Researchers from the TU Wien’s research unit ‘Security and Privacy’ (Lukas Aumayr and his supervisor Prof. Matteo Maffei), in collaboration with the IMDEA Software Institute (Prof. Pedro Moreno-Sanchez, previously a postdoc at TU Wien) and Purdue University (Prof. Aniket Kate), have developed a protocol that allows for more secure and faster transactions in cryptocurrencies such as Bitcoin.
In cities such as Tokyo, we can now subsist on cryptocurrencies such as Bitcoin. If you only have Bitcoin in your (electronic) wallet, you can buy a coffee, go shopping, take the bus, pay a taxi, or even buy a meal. This may appear strange to some European countries, despite the fact that there are many cryptocurrencies on the market, such as ATM and coinradar (Spanish market), but we are moving steadily toward that model, which may or may not coexist with our bank cards in the future.

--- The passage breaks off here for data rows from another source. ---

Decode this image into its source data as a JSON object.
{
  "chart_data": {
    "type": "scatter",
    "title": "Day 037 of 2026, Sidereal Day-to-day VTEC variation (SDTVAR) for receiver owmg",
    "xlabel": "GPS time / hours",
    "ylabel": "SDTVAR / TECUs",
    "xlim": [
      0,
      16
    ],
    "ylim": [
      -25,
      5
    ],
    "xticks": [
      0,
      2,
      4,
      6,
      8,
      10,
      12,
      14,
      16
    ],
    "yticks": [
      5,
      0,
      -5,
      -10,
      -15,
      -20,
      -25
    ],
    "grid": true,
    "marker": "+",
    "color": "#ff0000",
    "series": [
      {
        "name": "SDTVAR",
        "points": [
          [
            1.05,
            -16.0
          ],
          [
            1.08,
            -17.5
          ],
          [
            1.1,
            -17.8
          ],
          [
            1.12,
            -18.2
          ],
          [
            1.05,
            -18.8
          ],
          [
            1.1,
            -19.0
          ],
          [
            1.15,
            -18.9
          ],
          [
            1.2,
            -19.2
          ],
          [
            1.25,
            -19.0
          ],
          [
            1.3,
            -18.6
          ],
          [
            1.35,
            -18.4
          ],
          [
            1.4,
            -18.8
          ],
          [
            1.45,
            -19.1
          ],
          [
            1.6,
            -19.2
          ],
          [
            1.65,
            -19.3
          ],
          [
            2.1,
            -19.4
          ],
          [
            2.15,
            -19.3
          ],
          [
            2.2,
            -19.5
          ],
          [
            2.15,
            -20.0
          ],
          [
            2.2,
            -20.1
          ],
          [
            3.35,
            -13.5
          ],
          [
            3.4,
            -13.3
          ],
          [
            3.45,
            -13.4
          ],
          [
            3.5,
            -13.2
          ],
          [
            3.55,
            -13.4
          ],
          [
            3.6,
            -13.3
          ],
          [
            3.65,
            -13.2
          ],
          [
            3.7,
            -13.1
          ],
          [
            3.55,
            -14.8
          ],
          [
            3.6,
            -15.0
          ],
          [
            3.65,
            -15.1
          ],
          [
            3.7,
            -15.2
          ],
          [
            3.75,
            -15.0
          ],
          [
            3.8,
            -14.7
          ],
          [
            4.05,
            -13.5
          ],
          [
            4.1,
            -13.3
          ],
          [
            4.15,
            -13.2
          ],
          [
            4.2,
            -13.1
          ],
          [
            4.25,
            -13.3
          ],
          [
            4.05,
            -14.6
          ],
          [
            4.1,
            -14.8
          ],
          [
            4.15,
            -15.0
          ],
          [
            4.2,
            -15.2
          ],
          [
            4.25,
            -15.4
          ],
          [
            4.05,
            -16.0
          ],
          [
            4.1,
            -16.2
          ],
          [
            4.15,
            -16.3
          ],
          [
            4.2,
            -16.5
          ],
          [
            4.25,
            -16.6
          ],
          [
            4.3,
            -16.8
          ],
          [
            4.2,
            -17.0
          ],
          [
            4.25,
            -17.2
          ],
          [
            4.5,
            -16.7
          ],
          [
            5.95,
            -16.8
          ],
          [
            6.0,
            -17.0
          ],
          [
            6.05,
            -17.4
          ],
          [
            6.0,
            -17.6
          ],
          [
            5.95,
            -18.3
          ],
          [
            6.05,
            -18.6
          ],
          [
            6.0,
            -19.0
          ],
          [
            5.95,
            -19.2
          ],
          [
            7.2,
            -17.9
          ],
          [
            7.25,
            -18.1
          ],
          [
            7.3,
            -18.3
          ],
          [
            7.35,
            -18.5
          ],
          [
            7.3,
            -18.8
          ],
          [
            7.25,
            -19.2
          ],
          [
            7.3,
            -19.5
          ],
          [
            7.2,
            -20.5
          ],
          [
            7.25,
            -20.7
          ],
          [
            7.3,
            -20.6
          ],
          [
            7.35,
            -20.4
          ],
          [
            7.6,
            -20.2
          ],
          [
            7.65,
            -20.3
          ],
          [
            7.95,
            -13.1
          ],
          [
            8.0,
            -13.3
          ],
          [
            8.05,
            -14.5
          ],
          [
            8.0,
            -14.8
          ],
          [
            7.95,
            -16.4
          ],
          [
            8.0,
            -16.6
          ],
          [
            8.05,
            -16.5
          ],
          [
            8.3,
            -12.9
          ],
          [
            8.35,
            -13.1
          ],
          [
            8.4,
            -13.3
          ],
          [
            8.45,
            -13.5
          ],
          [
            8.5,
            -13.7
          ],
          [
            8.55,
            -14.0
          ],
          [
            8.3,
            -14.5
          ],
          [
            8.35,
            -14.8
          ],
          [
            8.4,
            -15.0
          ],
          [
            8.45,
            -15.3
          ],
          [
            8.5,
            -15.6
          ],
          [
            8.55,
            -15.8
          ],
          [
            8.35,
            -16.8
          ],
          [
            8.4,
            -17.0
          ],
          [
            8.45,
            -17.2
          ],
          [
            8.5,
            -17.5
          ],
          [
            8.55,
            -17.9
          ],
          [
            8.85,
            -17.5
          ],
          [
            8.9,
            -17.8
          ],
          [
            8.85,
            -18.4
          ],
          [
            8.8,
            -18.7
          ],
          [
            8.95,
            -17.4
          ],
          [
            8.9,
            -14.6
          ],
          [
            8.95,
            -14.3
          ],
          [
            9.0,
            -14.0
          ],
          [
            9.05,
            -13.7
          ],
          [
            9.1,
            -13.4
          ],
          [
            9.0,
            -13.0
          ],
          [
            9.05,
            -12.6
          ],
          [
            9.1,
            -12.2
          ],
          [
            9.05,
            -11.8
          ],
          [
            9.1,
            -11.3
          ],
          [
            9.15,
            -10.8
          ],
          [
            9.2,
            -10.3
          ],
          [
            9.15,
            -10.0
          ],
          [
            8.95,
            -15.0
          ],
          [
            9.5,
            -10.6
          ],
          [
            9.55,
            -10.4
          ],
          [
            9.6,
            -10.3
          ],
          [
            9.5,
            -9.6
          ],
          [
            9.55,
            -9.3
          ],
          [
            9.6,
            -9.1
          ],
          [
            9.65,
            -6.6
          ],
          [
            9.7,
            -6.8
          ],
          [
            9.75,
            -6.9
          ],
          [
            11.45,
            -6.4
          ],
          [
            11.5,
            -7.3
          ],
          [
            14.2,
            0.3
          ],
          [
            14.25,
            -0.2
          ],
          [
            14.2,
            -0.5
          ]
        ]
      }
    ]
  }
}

The popularity of cryptocurrencies is rapidly growing due to their numerous advantages over traditional payment methods such as Mastercard or Visa. Transactions are typically anonymous, decentralized, and global in nature. However, there is still work to be done in terms of security, privacy, and efficiency. Fraud is possible, users may discover information about other users that should be kept private, the number of transactions is limited, and delays do occur from time to time.
Recognizing these issues, researchers from the IMDEA Software Institute, TU Wien, and Purdue University created an improved protocol. The article that inspired these ideas will be presented at the USENIX Security Symposium 2021, one of the best IT security conferences in the world.
The popularity of cryptocurrencies is increasing very fast. Researchers have jointly developed a protocol that makes more secure and faster transactions in cryptocurrencies like Bitcoin.
The bottleneck of Bitcoin
“It’s long been known that Bitcoin and other blockchain technologies have a scalability issue: there can only be a maximum of ten transactions per second,” Aumayr says. “That’s a small number when compared to credit card companies, which process tens of thousands of transactions per second around the world.” The “Lightning Network”—an additional network of payment channels between blockchain users—is one approach to solving this problem. For example, if two people want to process a large number of transactions in a short period of time, they can exchange payments directly between themselves without each individual transaction being published on the blockchain. Only at the beginning and at the end of this series of transactions is there an official entry in the blockchain.
The apparent privacy gain of the Lightning Network due to off-chain payments isn’t real, as demonstrated by Moreno-other Sanchez’s works. Indeed, Moreno-previous Sanchez’s work has shown that payment intermediaries can learn who pays what to whom. This is a problem that must be addressed before a system like Lightning Network can be widely adopted.
The second major issue is that “Furthermore, everyone in this chain is required to contribute a certain amount of money, which is secured as collateral. When a transaction fails, a large sum of money can be held for an extended period of time—the more people involved, the longer it will take “Moreno-Sanchez adds.
Mathematically ruling out vulnerabilities
“This project has advanced the theoretical and practical state of off-chain payments. From a theoretical standpoint, we have provided a formal model of the new payment system, mathematically proving its correctness and security against an adversary. Furthermore, whereas the current Lightning Network requires two rounds of communication between all participants in a payment, Blitz (the new protocol) reduces it to a single round of communication. This is a significant achievement because the Lightning Network and other approaches proposed thus far have all used two rounds, and it was unclear whether we would be able to overcome this barrier “in the words of an IMDEA Software researcher.
“In practice, a single round of communication implies significant benefits in terms of practicality,” Aumayr says. “The money is locked in the first round, then released—or refunded if there are any issues. This could result in an additional day of delay for each user in the chain. The communication chain only needs to be run through once with our protocol.”
Simulation proves practicality
However, it is not only the new protocol’s fundamental logical structure that is important, but also its practicability. As a result, the team simulated how the new technology behaves in a payment channel network in comparison to the previous Lightning network. The benefits of the new protocol became clear: depending on the situation, such as the number of attacks and fraud attempts, the new protocol results in 4 to 33 fewer failed transactions than the conventional Lightning network.
Moreno-Sanchez and Aumayr are working hard to share their findings with Lightning Network developers and other Bitcoin organizations. One of the most appealing features so far is that Blitz is completely backwards compatible with existing technologies and could be deployed immediately as a more secure and faster alternative for off-chain payments.